Answer
a) In standard form, $f(x) = 5(x+3)^2-41$.
b) Graph is attached.
c) $(-3, -41)$ is the minimum point.
Work Step by Step
a) To find the standard form of some function $f(x) = ax^2+bx+c$, the standard form would be $f(x) = a(x-h)^2+k$ where $h = -\frac{b}{2a}$ and $k = f(h)$. This is a standard result derived in the book simplifies the algebra and gives a closed form for the end result.
For this problem, $a= 5,b = 30, c = 4$. Plugging above, we get $h = -3, k = f(-3) = -41$ and hence $f(x) = 5(x+3)^2-41.$
b) To plot the graph, we plot the vertex and the y-intercept and join them using a smooth curve; we also note that there would be a line of symmetry about a vertical axis passing through this vertex.

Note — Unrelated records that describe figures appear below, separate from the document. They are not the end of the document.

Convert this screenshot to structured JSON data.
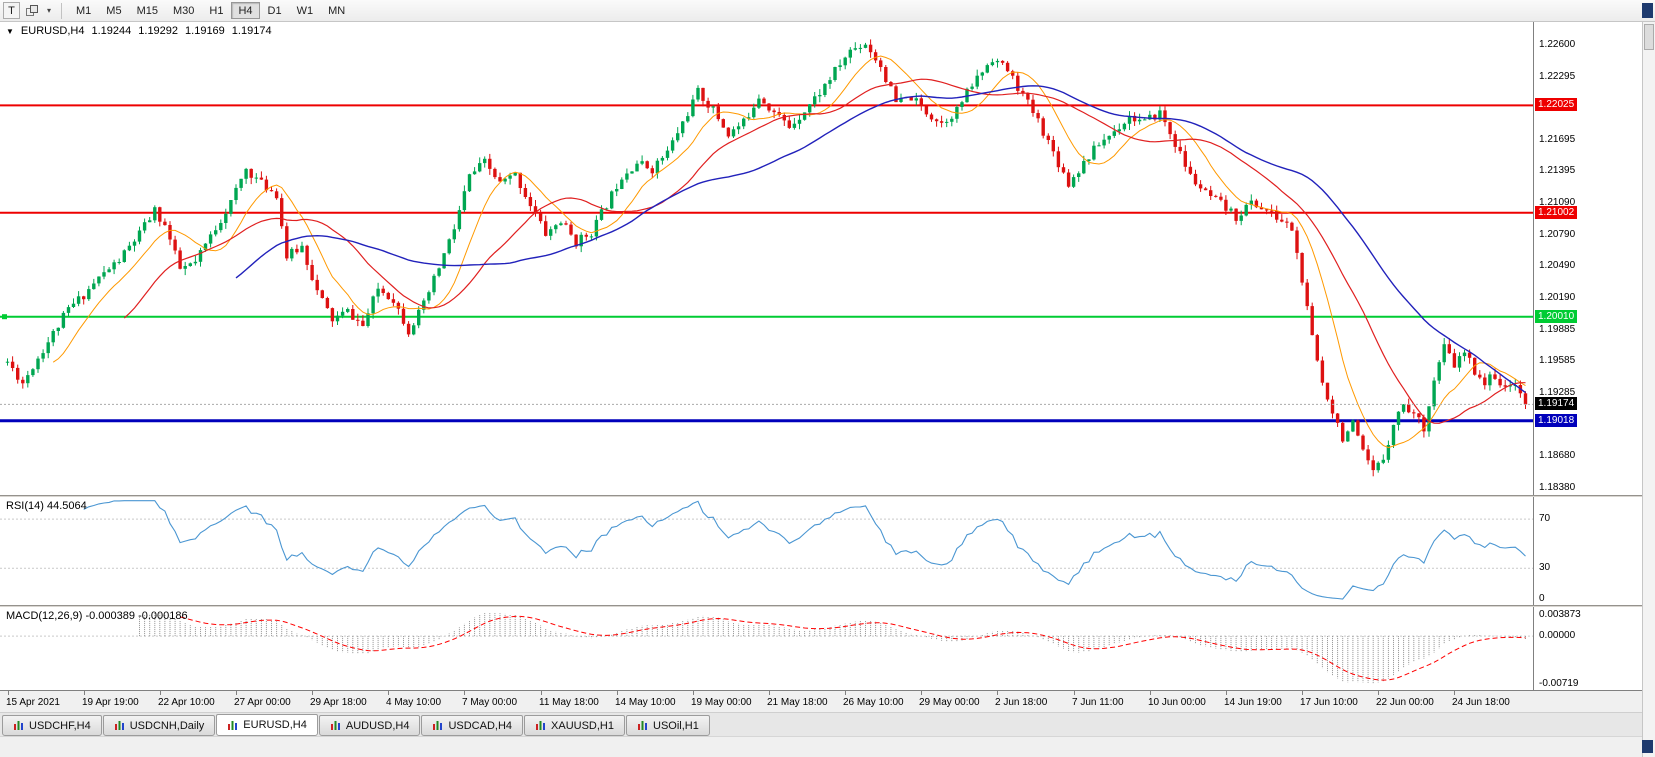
{
  "icons": {
    "symbol_dropdown": "▼",
    "toolbar_caret": "▾"
  },
  "toolbar": {
    "t_label": "T",
    "timeframes": [
      "M1",
      "M5",
      "M15",
      "M30",
      "H1",
      "H4",
      "D1",
      "W1",
      "MN"
    ],
    "active_timeframe": "H4"
  },
  "chart": {
    "symbol_label": "EURUSD,H4",
    "ohlc": [
      "1.19244",
      "1.19292",
      "1.19169",
      "1.19174"
    ],
    "price_axis": [
      "1.22600",
      "1.22295",
      "1.21995",
      "1.21695",
      "1.21395",
      "1.21090",
      "1.20790",
      "1.20490",
      "1.20190",
      "1.19885",
      "1.19585",
      "1.19285",
      "1.18980",
      "1.18680",
      "1.18380"
    ],
    "price_range": {
      "min": 1.1831,
      "max": 1.2282
    },
    "levels": [
      {
        "price": 1.22025,
        "label": "1.22025",
        "color": "#ee0000",
        "width": 2,
        "handle": false
      },
      {
        "price": 1.21002,
        "label": "1.21002",
        "color": "#ee0000",
        "width": 2,
        "handle": false
      },
      {
        "price": 1.2001,
        "label": "1.20010",
        "color": "#00cc33",
        "width": 2,
        "handle": true
      },
      {
        "price": 1.19018,
        "label": "1.19018",
        "color": "#0000bb",
        "width": 3,
        "handle": false
      }
    ],
    "current_price": {
      "value": 1.19174,
      "label": "1.19174",
      "badge_bg": "#000000"
    }
  },
  "rsi": {
    "label": "RSI(14) 44.5064",
    "period": 14,
    "value": 44.5064,
    "range": [
      0,
      88
    ],
    "levels": [
      70,
      30
    ],
    "axis_labels": [
      "70",
      "30",
      "0"
    ],
    "color": "#4a96d2"
  },
  "macd": {
    "label": "MACD(12,26,9) -0.000389 -0.000186",
    "macd_value": -0.000389,
    "signal_value": -0.000186,
    "range": [
      -0.00719,
      0.003873
    ],
    "axis_labels": [
      "0.003873",
      "0.00000",
      "-0.00719"
    ],
    "histogram_color": "#909090",
    "signal_color": "#ff0000"
  },
  "time_axis": [
    "15 Apr 2021",
    "19 Apr 19:00",
    "22 Apr 10:00",
    "27 Apr 00:00",
    "29 Apr 18:00",
    "4 May 10:00",
    "7 May 00:00",
    "11 May 18:00",
    "14 May 10:00",
    "19 May 00:00",
    "21 May 18:00",
    "26 May 10:00",
    "29 May 00:00",
    "2 Jun 18:00",
    "7 Jun 11:00",
    "10 Jun 00:00",
    "14 Jun 19:00",
    "17 Jun 10:00",
    "22 Jun 00:00",
    "24 Jun 18:00"
  ],
  "tabs": [
    {
      "label": "USDCHF,H4",
      "active": false
    },
    {
      "label": "USDCNH,Daily",
      "active": false
    },
    {
      "label": "EURUSD,H4",
      "active": true
    },
    {
      "label": "AUDUSD,H4",
      "active": false
    },
    {
      "label": "USDCAD,H4",
      "active": false
    },
    {
      "label": "XAUUSD,H1",
      "active": false
    },
    {
      "label": "USOil,H1",
      "active": false
    }
  ],
  "chart_data": {
    "type": "candlestick",
    "symbol": "EURUSD",
    "timeframe": "H4",
    "candle_count": 300,
    "seed": 11,
    "volatility": 0.0009,
    "wick": 0.0006,
    "last_close": 1.19174,
    "colors": {
      "bull": "#00a651",
      "bear": "#dd1111"
    },
    "ma": {
      "fast": {
        "period": 10,
        "color": "#ff9900"
      },
      "mid": {
        "period": 24,
        "color": "#e02020"
      },
      "slow": {
        "period": 46,
        "color": "#2222bb"
      }
    },
    "anchors": [
      [
        0,
        1.1958
      ],
      [
        3,
        1.1938
      ],
      [
        6,
        1.1962
      ],
      [
        9,
        1.1985
      ],
      [
        12,
        1.2008
      ],
      [
        15,
        1.2022
      ],
      [
        18,
        1.2038
      ],
      [
        22,
        1.2055
      ],
      [
        26,
        1.208
      ],
      [
        29,
        1.2102
      ],
      [
        31,
        1.2088
      ],
      [
        34,
        1.2046
      ],
      [
        37,
        1.2052
      ],
      [
        40,
        1.2078
      ],
      [
        44,
        1.211
      ],
      [
        47,
        1.2142
      ],
      [
        50,
        1.2128
      ],
      [
        53,
        1.2118
      ],
      [
        55,
        1.2058
      ],
      [
        58,
        1.2068
      ],
      [
        61,
        1.2025
      ],
      [
        64,
        1.1998
      ],
      [
        67,
        1.2006
      ],
      [
        70,
        1.1992
      ],
      [
        73,
        1.2028
      ],
      [
        76,
        1.2018
      ],
      [
        79,
        1.1988
      ],
      [
        82,
        1.2012
      ],
      [
        85,
        1.2048
      ],
      [
        88,
        1.2085
      ],
      [
        91,
        1.2135
      ],
      [
        94,
        1.2148
      ],
      [
        97,
        1.2128
      ],
      [
        100,
        1.2136
      ],
      [
        103,
        1.2108
      ],
      [
        106,
        1.208
      ],
      [
        109,
        1.2092
      ],
      [
        112,
        1.2072
      ],
      [
        115,
        1.2082
      ],
      [
        118,
        1.2108
      ],
      [
        121,
        1.2136
      ],
      [
        124,
        1.2148
      ],
      [
        127,
        1.2142
      ],
      [
        130,
        1.2158
      ],
      [
        133,
        1.2186
      ],
      [
        136,
        1.2215
      ],
      [
        139,
        1.2198
      ],
      [
        142,
        1.2175
      ],
      [
        145,
        1.2186
      ],
      [
        148,
        1.2212
      ],
      [
        151,
        1.2196
      ],
      [
        154,
        1.2182
      ],
      [
        157,
        1.2198
      ],
      [
        160,
        1.2215
      ],
      [
        163,
        1.2235
      ],
      [
        166,
        1.2255
      ],
      [
        169,
        1.2262
      ],
      [
        172,
        1.224
      ],
      [
        175,
        1.2205
      ],
      [
        178,
        1.221
      ],
      [
        181,
        1.2196
      ],
      [
        184,
        1.2186
      ],
      [
        187,
        1.2198
      ],
      [
        190,
        1.2222
      ],
      [
        194,
        1.2248
      ],
      [
        197,
        1.2236
      ],
      [
        200,
        1.2212
      ],
      [
        203,
        1.2188
      ],
      [
        206,
        1.2158
      ],
      [
        209,
        1.2128
      ],
      [
        212,
        1.2148
      ],
      [
        215,
        1.2166
      ],
      [
        218,
        1.2178
      ],
      [
        221,
        1.2192
      ],
      [
        224,
        1.2186
      ],
      [
        227,
        1.2196
      ],
      [
        230,
        1.2166
      ],
      [
        233,
        1.2135
      ],
      [
        236,
        1.2118
      ],
      [
        239,
        1.2108
      ],
      [
        242,
        1.2096
      ],
      [
        245,
        1.211
      ],
      [
        248,
        1.2102
      ],
      [
        251,
        1.2092
      ],
      [
        253,
        1.2085
      ],
      [
        255,
        1.2035
      ],
      [
        257,
        1.198
      ],
      [
        259,
        1.1938
      ],
      [
        261,
        1.1912
      ],
      [
        263,
        1.1886
      ],
      [
        265,
        1.1898
      ],
      [
        267,
        1.187
      ],
      [
        269,
        1.1852
      ],
      [
        271,
        1.1866
      ],
      [
        273,
        1.19
      ],
      [
        275,
        1.1918
      ],
      [
        277,
        1.1908
      ],
      [
        279,
        1.1896
      ],
      [
        281,
        1.194
      ],
      [
        283,
        1.1972
      ],
      [
        285,
        1.1955
      ],
      [
        287,
        1.1966
      ],
      [
        289,
        1.195
      ],
      [
        291,
        1.1938
      ],
      [
        293,
        1.1946
      ],
      [
        295,
        1.193
      ],
      [
        297,
        1.194
      ],
      [
        299,
        1.19174
      ]
    ]
  }
}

This allows us to be able to draw the parabola using only two points.
The vertex can be easily deduced from the standard form; it is the point $(h, k)$ so in this case $(-3, -41)$.

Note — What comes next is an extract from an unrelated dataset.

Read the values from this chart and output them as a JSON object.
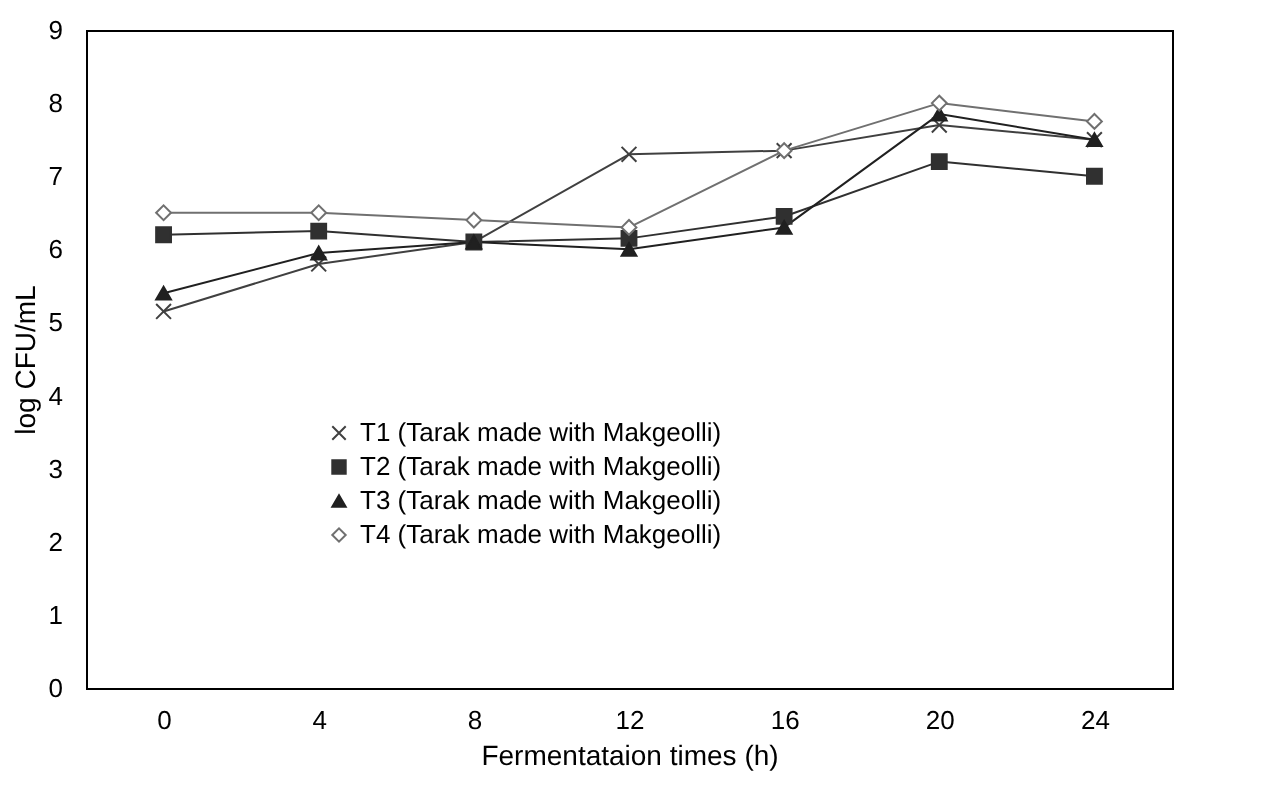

The y-intercept can be easily deduced from the original form; it is the $c$ (this can be verified by plugging in $x=0$ into $f(x)$ and seeing that it reduces to $c$). Therefore, in this case, the y-intercept is $(0, 4)$.

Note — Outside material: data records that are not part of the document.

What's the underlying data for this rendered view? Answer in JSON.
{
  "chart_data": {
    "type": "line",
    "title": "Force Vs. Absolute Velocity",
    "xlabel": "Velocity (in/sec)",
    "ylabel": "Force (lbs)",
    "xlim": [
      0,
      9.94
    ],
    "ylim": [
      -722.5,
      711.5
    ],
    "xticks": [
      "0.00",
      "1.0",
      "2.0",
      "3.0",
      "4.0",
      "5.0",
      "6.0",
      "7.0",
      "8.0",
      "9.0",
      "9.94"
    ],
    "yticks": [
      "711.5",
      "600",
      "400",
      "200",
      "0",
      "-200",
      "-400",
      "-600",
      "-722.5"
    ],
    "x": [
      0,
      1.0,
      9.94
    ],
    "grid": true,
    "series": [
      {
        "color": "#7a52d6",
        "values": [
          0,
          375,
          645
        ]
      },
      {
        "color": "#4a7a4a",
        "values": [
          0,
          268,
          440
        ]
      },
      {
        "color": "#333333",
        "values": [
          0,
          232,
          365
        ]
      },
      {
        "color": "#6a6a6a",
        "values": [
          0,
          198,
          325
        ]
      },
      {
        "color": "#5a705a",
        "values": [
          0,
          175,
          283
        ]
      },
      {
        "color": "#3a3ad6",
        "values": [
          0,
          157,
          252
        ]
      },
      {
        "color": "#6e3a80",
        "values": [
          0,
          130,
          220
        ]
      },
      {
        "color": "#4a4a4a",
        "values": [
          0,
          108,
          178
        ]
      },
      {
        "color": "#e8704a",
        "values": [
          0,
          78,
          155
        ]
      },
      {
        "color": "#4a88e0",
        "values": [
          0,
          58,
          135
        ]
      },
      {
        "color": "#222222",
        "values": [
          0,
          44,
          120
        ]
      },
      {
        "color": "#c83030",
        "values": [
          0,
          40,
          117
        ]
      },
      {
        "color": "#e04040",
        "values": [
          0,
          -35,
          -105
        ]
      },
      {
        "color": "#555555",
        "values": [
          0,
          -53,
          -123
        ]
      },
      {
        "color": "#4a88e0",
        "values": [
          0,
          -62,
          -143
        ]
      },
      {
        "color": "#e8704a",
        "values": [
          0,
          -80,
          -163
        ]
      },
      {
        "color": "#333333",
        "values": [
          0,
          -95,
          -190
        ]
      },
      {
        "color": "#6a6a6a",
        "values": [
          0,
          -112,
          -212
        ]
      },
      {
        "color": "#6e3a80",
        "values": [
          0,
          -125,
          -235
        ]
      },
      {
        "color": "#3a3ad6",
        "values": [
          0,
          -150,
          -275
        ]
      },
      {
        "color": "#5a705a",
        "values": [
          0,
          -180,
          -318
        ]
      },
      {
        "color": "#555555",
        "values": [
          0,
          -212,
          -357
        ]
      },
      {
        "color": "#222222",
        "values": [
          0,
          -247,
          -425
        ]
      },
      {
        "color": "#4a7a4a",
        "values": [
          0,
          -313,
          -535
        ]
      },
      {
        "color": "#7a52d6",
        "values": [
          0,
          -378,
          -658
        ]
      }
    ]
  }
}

c) The maximum or minimum of a quadratic function is attained at the vertex. To determine whether the vertex is a maximum or minimum, we look at $a$:
- if $a>0$, this tells us the function will grow towards positive infinity and hence, the vertex is a minimum.
- if $a<0$, this tells us that the function will grow towards negative infinity and hence, the vertex is a maximum.
Looking at $a$ in this case tells us that the vertex $(-3, -41)$ is a minimum.